26-
Le mardi suivant, Petterson m'avait réservé une surprise. Pas spécifiquement à moi, d'ailleurs. À toute la classe. Notre première interro surprise de l'année.
Pour le coup, c'était vraiment un traitre ! Il avait eu mille fois le temps de m'avertir quand j'étais tombée sur lui, au sens littéral, le samedi matin. Au moins aurait-il pu m'envoyer un signe.
A moins que ça ne soit sa façon à lui de punir mon insolence ?
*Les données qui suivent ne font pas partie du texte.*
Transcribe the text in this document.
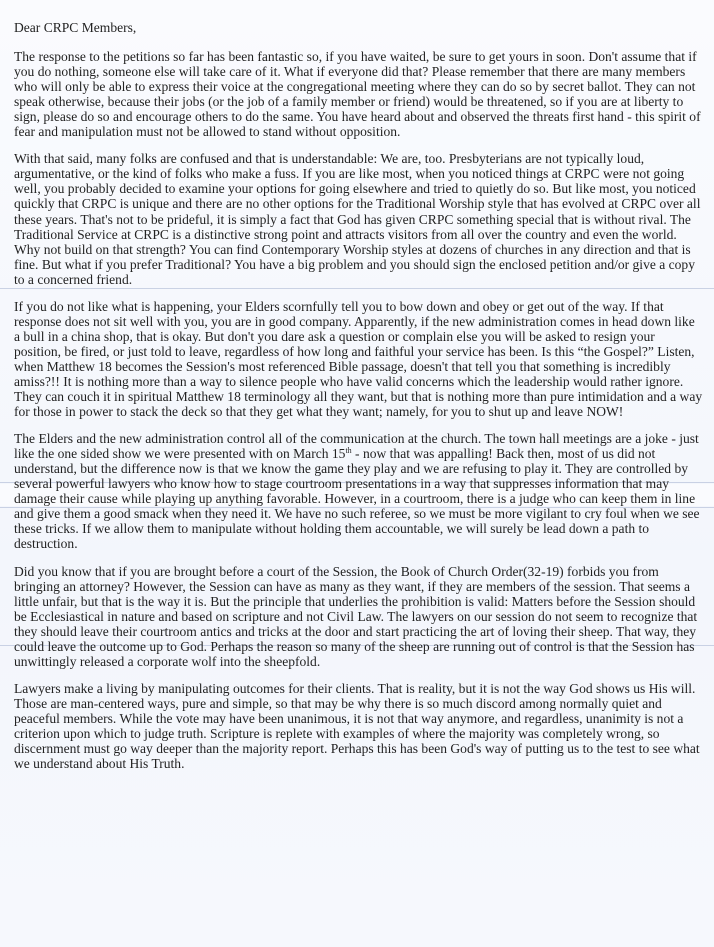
Dear CRPC Members,

The response to the petitions so far has been fantastic so, if you have waited, be sure to get yours in soon. Don't assume that if you do nothing, someone else will take care of it. What if everyone did that? Please remember that there are many members who will only be able to express their voice at the congregational meeting where they can do so by secret ballot. They can not speak otherwise, because their jobs (or the job of a family member or friend) would be threatened, so if you are at liberty to sign, please do so and encourage others to do the same. You have heard about and observed the threats first hand - this spirit of fear and manipulation must not be allowed to stand without opposition.

With that said, many folks are confused and that is understandable: We are, too. Presbyterians are not typically loud, argumentative, or the kind of folks who make a fuss. If you are like most, when you noticed things at CRPC were not going well, you probably decided to examine your options for going elsewhere and tried to quietly do so. But like most, you noticed quickly that CRPC is unique and there are no other options for the Traditional Worship style that has evolved at CRPC over all these years. That's not to be prideful, it is simply a fact that God has given CRPC something special that is without rival. The Traditional Service at CRPC is a distinctive strong point and attracts visitors from all over the country and even the world. Why not build on that strength? You can find Contemporary Worship styles at dozens of churches in any direction and that is fine. But what if you prefer Traditional? You have a big problem and you should sign the enclosed petition and/or give a copy to a concerned friend.

If you do not like what is happening, your Elders scornfully tell you to bow down and obey or get out of the way. If that response does not sit well with you, you are in good company. Apparently, if the new administration comes in head down like a bull in a china shop, that is okay. But don't you dare ask a question or complain else you will be asked to resign your position, be fired, or just told to leave, regardless of how long and faithful your service has been. Is this “the Gospel?” Listen, when Matthew 18 becomes the Session's most referenced Bible passage, doesn't that tell you that something is incredibly amiss?!! It is nothing more than a way to silence people who have valid concerns which the leadership would rather ignore. They can couch it in spiritual Matthew 18 terminology all they want, but that is nothing more than pure intimidation and a way for those in power to stack the deck so that they get what they want; namely, for you to shut up and leave NOW!

The Elders and the new administration control all of the communication at the church. The town hall meetings are a joke - just like the one sided show we were presented with on March 15th - now that was appalling! Back then, most of us did not understand, but the difference now is that we know the game they play and we are refusing to play it. They are controlled by several powerful lawyers who know how to stage courtroom presentations in a way that suppresses information that may damage their cause while playing up anything favorable. However, in a courtroom, there is a judge who can keep them in line and give them a good smack when they need it. We have no such referee, so we must be more vigilant to cry foul when we see these tricks. If we allow them to manipulate without holding them accountable, we will surely be lead down a path to destruction.

Did you know that if you are brought before a court of the Session, the Book of Church Order(32-19) forbids you from bringing an attorney? However, the Session can have as many as they want, if they are members of the session. That seems a little unfair, but that is the way it is. But the principle that underlies the prohibition is valid: Matters before the Session should be Ecclesiastical in nature and based on scripture and not Civil Law. The lawyers on our session do not seem to recognize that they should leave their courtroom antics and tricks at the door and start practicing the art of loving their sheep. That way, they could leave the outcome up to God. Perhaps the reason so many of the sheep are running out of control is that the Session has unwittingly released a corporate wolf into the sheepfold.

Lawyers make a living by manipulating outcomes for their clients. That is reality, but it is not the way God shows us His will. Those are man-centered ways, pure and simple, so that may be why there is so much discord among normally quiet and peaceful members. While the vote may have been unanimous, it is not that way anymore, and regardless, unanimity is not a criterion upon which to judge truth. Scripture is replete with examples of where the majority was completely wrong, so discernment must go way deeper than the majority report. Perhaps this has been God's way of putting us to the test to see what we understand about His Truth.
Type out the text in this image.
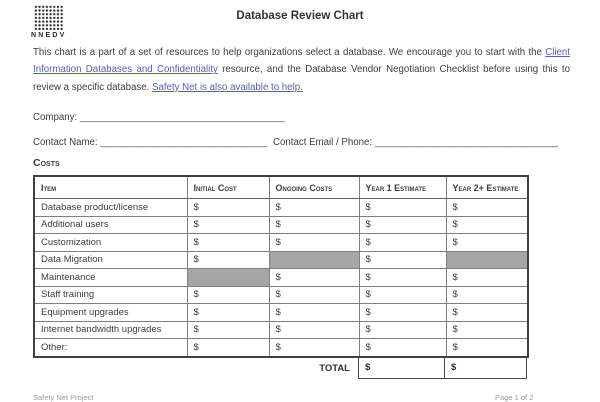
NNEDV
Database Review Chart
This chart is a part of a set of resources to help organizations select a database. We encourage you to start with the Client Information Databases and Confidentiality resource, and the Database Vendor Negotiation Checklist before using this to review a specific database. Safety Net is also available to help.
Company: ______________________________________
Contact Name: _______________________________ Contact Email / Phone: __________________________________
Costs
Item	Initial Cost	Ongoing Costs	Year 1 Estimate	Year 2+ Estimate
Database product/license	$	$	$	$
Additional users	$	$	$	$
Customization	$	$	$	$
Data Migration	$		$	
Maintenance		$	$	$
Staff training	$	$	$	$
Equipment upgrades	$	$	$	$
Internet bandwidth upgrades	$	$	$	$
Other:	$	$	$	$
TOTAL	$	$
Safety Net Project	Page 1 of 2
Je sais, je délirais sévère. Hypothèse plus crédible : il avait voulu que cette interro surprise garde son potentiel.... surprenant ! Logique, en somme.
De toute façon, il ne s'était agi que d'un rapide commentaire de texte et de quelques traductions rudimentaires. Je n'avais donc eu aucun mal à m'en sortir. S'il avait espéré me coincer, c'était raté.
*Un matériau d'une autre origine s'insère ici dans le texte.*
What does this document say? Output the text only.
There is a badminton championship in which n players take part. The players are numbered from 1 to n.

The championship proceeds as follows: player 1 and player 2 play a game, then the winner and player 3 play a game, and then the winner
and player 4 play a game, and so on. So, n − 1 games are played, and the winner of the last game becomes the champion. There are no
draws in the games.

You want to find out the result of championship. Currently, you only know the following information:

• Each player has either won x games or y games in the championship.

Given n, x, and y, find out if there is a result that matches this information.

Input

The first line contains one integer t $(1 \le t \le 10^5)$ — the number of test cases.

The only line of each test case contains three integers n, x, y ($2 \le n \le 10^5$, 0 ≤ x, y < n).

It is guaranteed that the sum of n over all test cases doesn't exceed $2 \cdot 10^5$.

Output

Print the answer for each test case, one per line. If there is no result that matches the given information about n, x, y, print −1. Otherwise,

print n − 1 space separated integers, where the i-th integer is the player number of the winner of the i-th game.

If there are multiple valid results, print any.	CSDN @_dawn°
J'avais passé la dernière heure de cours à me torturer sur la manière d'amener les choses concernant mon plan. Je n'étais toujours pas certaine de la formulation, mais dès que la sonnerie retentit, je ramassai très vite mes affaires et me levai. Mais... Petterson avait déjà filé. Sa chaise tournait encore sur elle-même.
Non, il n'en était pas question ! Je me jetai à sa poursuite, d'un pas déterminé.
— Eléonore, tu m'attends ?! s'écria Cassie derrière-moi.
Je jetai un regard par-dessus mon épaule. Elle fourrait ses stylos et vernis pêle-mêle dans son sac, l'air interloqué. Jamais elle ne m'avait vu décoller aussi vite de mon siège.
— Désolé, je suis pressée. J'ai un... truc à faire. On se capte plus tard.
Je souris, pas peu fière de mes progrès en langage lycéen. Cassie me dévisagea, suspicieuse.
J'accélérai avant qu'elle me rattrape. Dans le couloir je jetai un œil à droite, puis à gauche. Où avait-il pu aller ? Il était presque midi, l'heure du déjeuner. Jusque-là, je n'avais vu aucun enseignant au réfectoire. Soit ils mangeaient en salle des profs, et dans ce cas je devrais attendre un autre jour, soit... il me restait une chance.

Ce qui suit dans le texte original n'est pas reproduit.